L’irruption des tons rouges et ocres, parfois très soutenus, souligne les moments d’affrontement et de querelle, alors que ceux de jaunes et de bleus sont nettement plus contemplatifs, apaisants et nous invitent à la rêverie et à l’onirisme. L’usage de l’aquarelle et des traits quelque peu difformes ou imprécis peuvent surprendre le lecteur et, peut-être même le repousser, mais une fois ce recul dépassé, il se laisse emporter sur les flots de l’aventure et se retrouve face à une histoire qui fait partie de la grande, celle de l’humanité et de cette époque ardente et endiablée.

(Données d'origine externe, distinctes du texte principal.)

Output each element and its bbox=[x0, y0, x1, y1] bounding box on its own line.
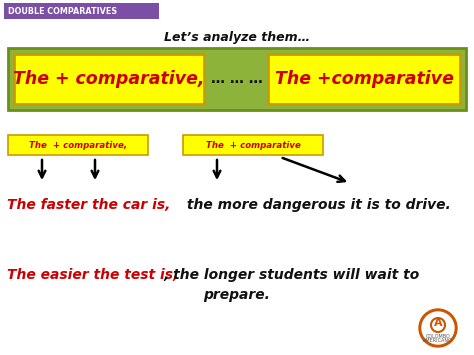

Narrateur omniscient intradiégétique : une « voix » étrange et l’importance de la figure féminine

Une des originalités est sans conteste le point de vue du narrateur. Cette voix omnisciente intradiégétique apparaît sans identité jusqu’à quelques pages de la fin du récit. Pourtant, elle nous conduit et nous emmène sur les pas de ces explorateurs-conquérants comme si nous étions un énième membre de l’équipage. À travers son regard, nous vivons les aventures, les incertitudes et les peurs comme s’il s’agissait de nos propres péripéties et sentiments. D’autre part, le récit, bien que linéaire, offre un revirement inespéré, pour l’époque, lorsque Isabel Barreto assume un rôle bien plus central. Peu développé tout au long du livre, ce personnage, qui semble n’être qu’un faire-valoir de Don Álvaro de Mendaña, s’épaissit au fil du récit et revêt finalement son habit qui le propulse sur le devant de la scène dans les dernières pages de la bande dessinée, au détriment du troisième personnage principal, le grand-pilote Fernández de Quirós. La clé de résolution se trouve présente dans le titre de l’album et se révèle immédiatement aux yeux du lecteur attentif, mais, bien qu’intrigante, il n’est pas aisé d’en saisir la teneur au commencement de la lecture. Ce glissement narratif, mais aussi visuel, avec ces traits qui deviennent plus fous et ces explosions de couleurs qui viennent saturer les pages, matérialisent l’hybris de l’homme, mais aussi de la femme, qui a, tout d’abord, guidé ces aventuriers vers la gloire et un destin fantastique, pour devenir finalement une fuite en avant de Mendaña et Barreto.

En somme, un album exigeant tant l’esthétique est singulière, voire déconcertante, mais si l’on parvient à se laisser embarquer, nul doute que les couleurs de Nine et la narration de Zentner sauront emporter le lecteur sur les flots de l’aventure et de l’Histoire.